Armoedemonitor Groningen geüpdatet
Geschreven op 16 mei 2025
“Het aandeel huishoudens met een inkomen tot het sociaal minimum wordt minder sterk beïnvloed door de inkomensondersteunende maatregelen. Deze grens geeft daardoor een realistischer beeld van het aandeel huishoudens met een laag inkomen.”
De cijfers in de Armoedemonitor zijn vernieuwd op basis van de meest recente cijfers van het CBS (2023). Ook dit jaar hadden de energietoeslag en andere vormen van inkomensondersteuning veel invloed op het aandeel huishoudens met een inkomen tot aan de lage-inkomensgrens.
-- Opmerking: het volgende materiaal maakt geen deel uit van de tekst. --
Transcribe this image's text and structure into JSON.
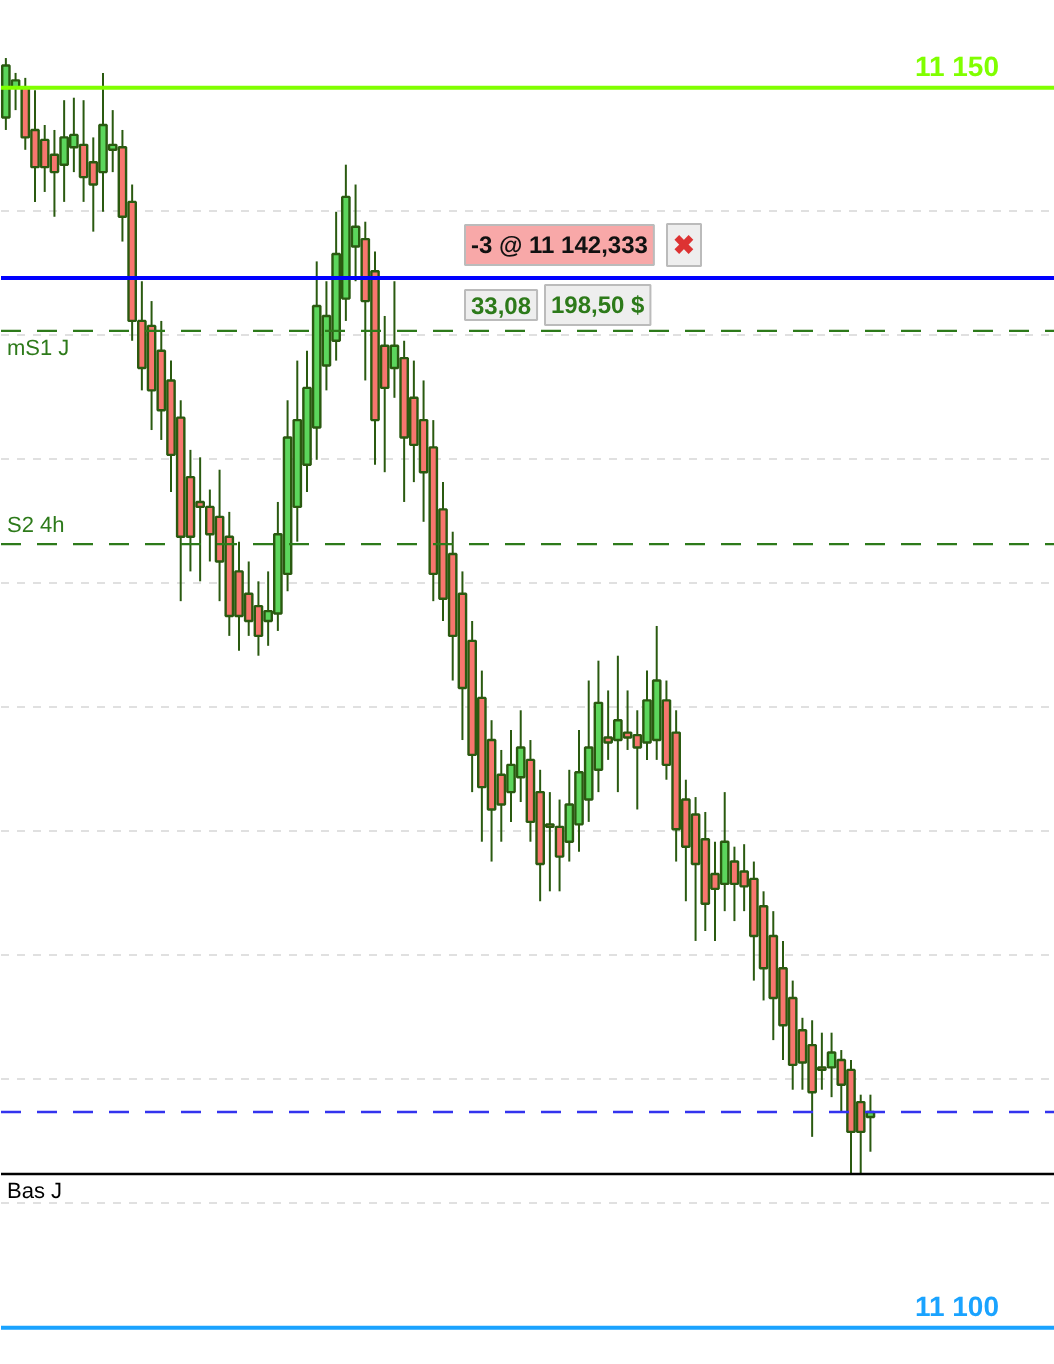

Bekijk de Armoedemonitor provincie Groningen
Net als in 2022 zorgden toeslagen ervoor dat de inkomens van een groot aantal huishoudens met een laag inkomen net boven de lage-inkomensgrens kwamen te liggen. Daardoor lijkt het aandeel huishoudens met een laag inkomen sterk afgenomen. Bij andere inkomensgrenzen zien we deze sterke afname niet. Daarom laten we ook dit jaar in de Armoedemonitor het sociaal minimum zien.
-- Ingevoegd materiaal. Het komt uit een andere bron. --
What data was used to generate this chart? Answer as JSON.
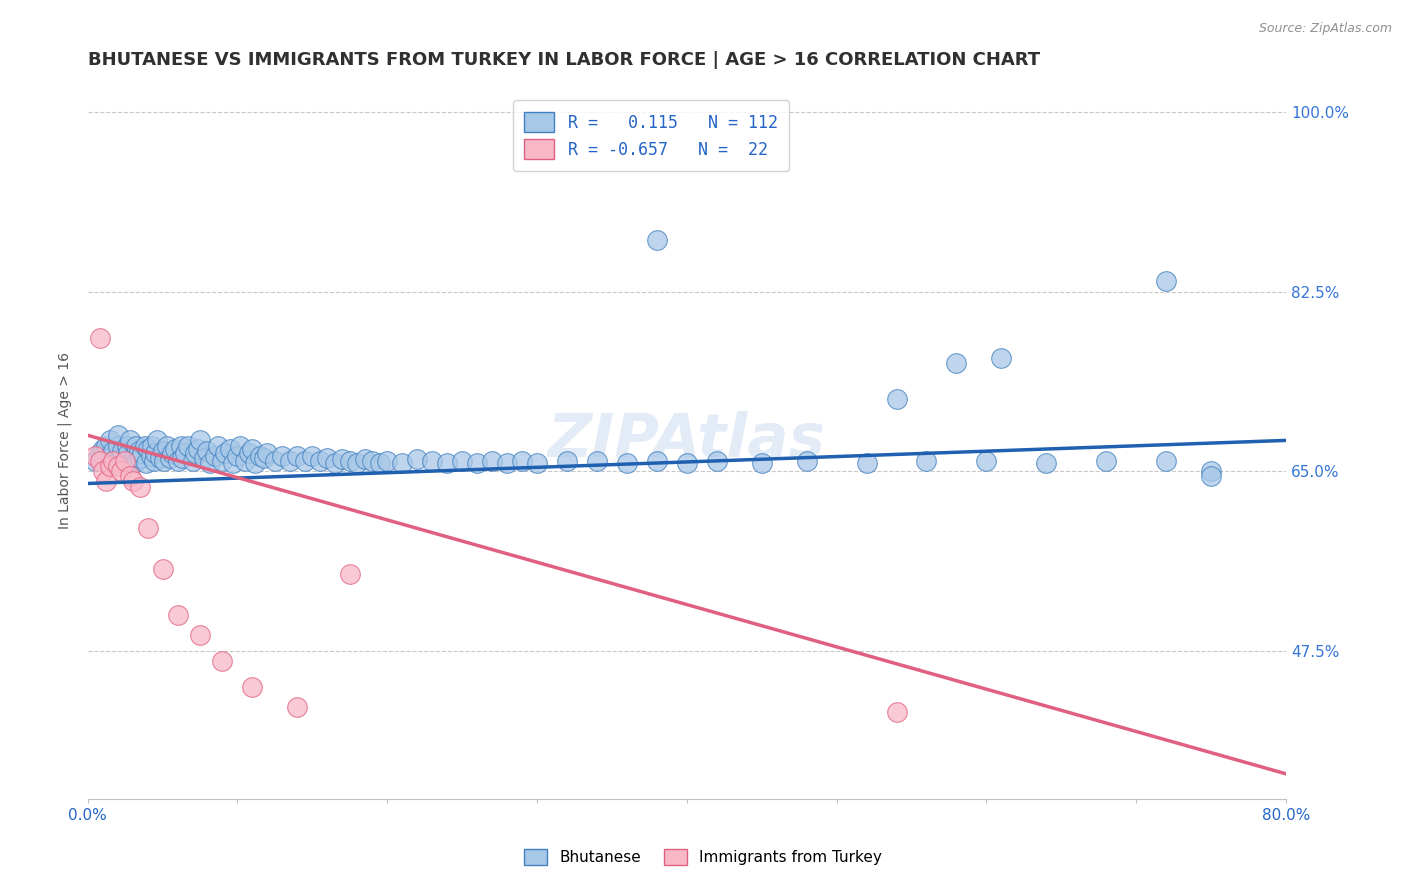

Het sociaal minimum is het minimale bedrag dat een huishouden nodig heeft om rond te komen. De overheid stelt hiervoor ieder jaar een normbedrag. Het aandeel huishoudens met een inkomen tot het sociaal minimum wordt minder sterk beïnvloed door de inkomensondersteunende maatregelen. Deze grens geeft daardoor een realistischer beeld van het aandeel huishoudens met een laag inkomen.
Nieuwe armoedegrens
Het CBS en het Sociaal en Cultureel Planbureau ontwikkelden in samenwerking met het Nibud een nieuwe armoedegrens. Hierin wordt niet alleen gekeken naar minimumvoorbeeldbegrotingen, er wordt ook rekening gehouden met de daadwerkelijke vaste lasten (zoals boodschappen, woon- en energiekosten) en het vermogen van een huishouden. De cijfers op basis van deze nieuwe grens presenteren we op de pagina Inkomensgrenzen.
Ook op basis van de nieuwe armoedegrens wordt er een afname van het aandeel inwoners in armoede geconstateerd. Als we echter kijken naar de armoedebeleving (bijvoorbeeld de cijfers over moeite met rondkomen van de GGD) en de hulpvragen aan organisaties als Kinderhulp en het Armoedefonds, zien we juist een toename. Dit toont aan dat een brede blik op armoede nodig blijft, die verder gaat dan alleen (de verhouding tussen) het inkomen en de uitgaven.
Naar aanleiding van deze constateringen werkt Sociaal Planbureau Groningen aan een overzicht van de verschillen tussen de beschikbare inkomensgrenzen en een advies aan gemeenten over het gebruik ervan.